Legends: In Their Heads and Between the Pipes
Throughout the book, readers are reminded of the talent possessed by the twelve goalies that Druzin writes about. They are Vezina trophy winners – either for having the lowest goals against average in the league or by being voted the winner for the more recent goaltenders. They are members of the Hockey Hall of Fame. But most of all, they are all goalies possessing skill sets that allow them to post statistics amongst the top in the game.
“I don’t think Terry enjoyed his successes. That’s what happens when you’re depressed; you don’t have the capacity to enjoy what you’ve accomplished. I just never saw that joy in him.”
— Former Toronto Maple Leafs teammate Ron Ellis
Druzin not only incorporates these accomplishments throughout her writing on each individual goalie, but she also provides a short list of their career stats at the end of each section. She includes their all-time rank among NHL goalies showing their overall domination during their career.
But why these particular goalies? Why did Druzin focus on this individual position?
“Goalies are truly a breed apart,” she told me over Twitter. “They stand apart from other players in terms of insight and mental toughness. I picked these particular goalies because they made big contributions on the ice and were compelling personalities. In my mind, that is what makes a goalie legendary. It’s about more than stats and trophies.”
And her book demonstrates that throughout it’s almost 300 pages.

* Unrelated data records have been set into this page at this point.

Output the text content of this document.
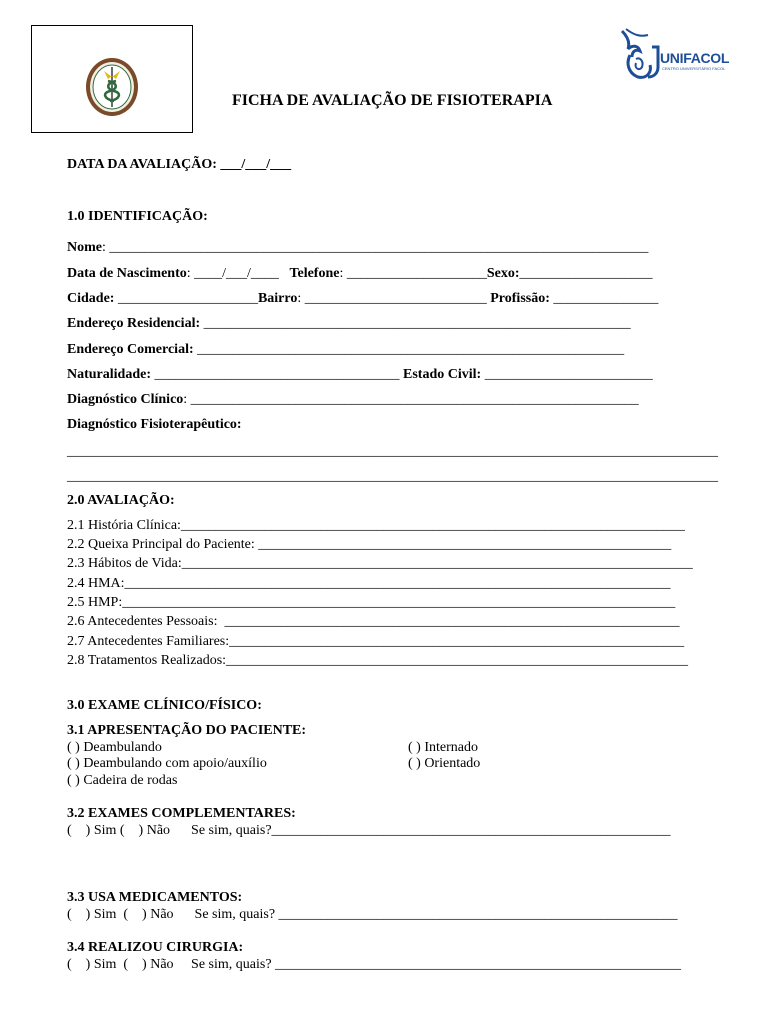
UNIFACOL
CENTRO UNIVERSITÁRIO FACOL
FICHA DE AVALIAÇÃO DE FISIOTERAPIA
DATA DA AVALIAÇÃO: ___/___/___
1.0 IDENTIFICAÇÃO:
Nome: _____________________________________________________________________________
Data de Nascimento: ____/___/____   Telefone: ____________________Sexo:___________________
Cidade: ____________________Bairro: __________________________ Profissão: _______________
Endereço Residencial: _____________________________________________________________
Endereço Comercial: _____________________________________________________________
Naturalidade: ___________________________________ Estado Civil: ________________________
Diagnóstico Clínico: ________________________________________________________________
Diagnóstico Fisioterapêutico:
_____________________________________________________________________________________________
_____________________________________________________________________________________________
2.0 AVALIAÇÃO:
2.1 História Clínica:________________________________________________________________________
2.2 Queixa Principal do Paciente: ___________________________________________________________
2.3 Hábitos de Vida:_________________________________________________________________________
2.4 HMA:______________________________________________________________________________
2.5 HMP:_______________________________________________________________________________
2.6 Antecedentes Pessoais:  _________________________________________________________________
2.7 Antecedentes Familiares:_________________________________________________________________
2.8 Tratamentos Realizados:__________________________________________________________________
3.0 EXAME CLÍNICO/FÍSICO:
3.1 APRESENTAÇÃO DO PACIENTE:
( ) Deambulando
( ) Deambulando com apoio/auxílio
( ) Cadeira de rodas
( ) Internado
( ) Orientado
3.2 EXAMES COMPLEMENTARES:
(    ) Sim (    ) Não      Se sim, quais?_________________________________________________________
3.3 USA MEDICAMENTOS:
(    ) Sim  (    ) Não      Se sim, quais? _________________________________________________________
3.4 REALIZOU CIRURGIA:
(    ) Sim  (    ) Não     Se sim, quais? __________________________________________________________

Each section titled ‘the something’ – a term that sums up the goalie’s life and career. Terry Sawchuk is The Tortured Soul. Johnny Bower is The Gentleman. And Patrick Roy is The Cock of the Walk.

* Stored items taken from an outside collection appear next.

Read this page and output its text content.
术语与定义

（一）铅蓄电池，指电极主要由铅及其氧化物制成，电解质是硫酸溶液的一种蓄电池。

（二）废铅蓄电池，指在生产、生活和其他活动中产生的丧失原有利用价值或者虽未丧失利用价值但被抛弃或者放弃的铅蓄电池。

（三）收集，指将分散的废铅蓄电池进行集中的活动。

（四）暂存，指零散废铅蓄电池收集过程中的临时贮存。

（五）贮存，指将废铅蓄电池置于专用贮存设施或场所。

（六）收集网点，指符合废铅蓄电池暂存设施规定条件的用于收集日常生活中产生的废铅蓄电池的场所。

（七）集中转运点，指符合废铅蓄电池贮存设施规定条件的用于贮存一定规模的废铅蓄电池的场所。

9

Each goaltender is defined by their play on the ice and their characteristics away from the rink. With the early tenders, the stories intersect – Sawchuk playing alongside Bower and Jacques Plante’s influence on Bernie Parent.
“This is a storyteller’s book, and as such it is also a reader’s book. You don’t have to be a goaltender to enjoy it; you just have to be a reader who loves words, loves sports and appreciates the sorts of insights that will never be found in 140 characters or less.”
— Roy MacGregor in the book’s foreward
The book is filled with the most interesting information about some of the games greatest goalies to ever take to the ice. It’s a Hall of Fame calibre book filled with Hall of Fame goalies – a page-turner that will open your eyes to the human within these heroes. Twelve stories about twelve players, Druzin reveals to you their world away from hockey.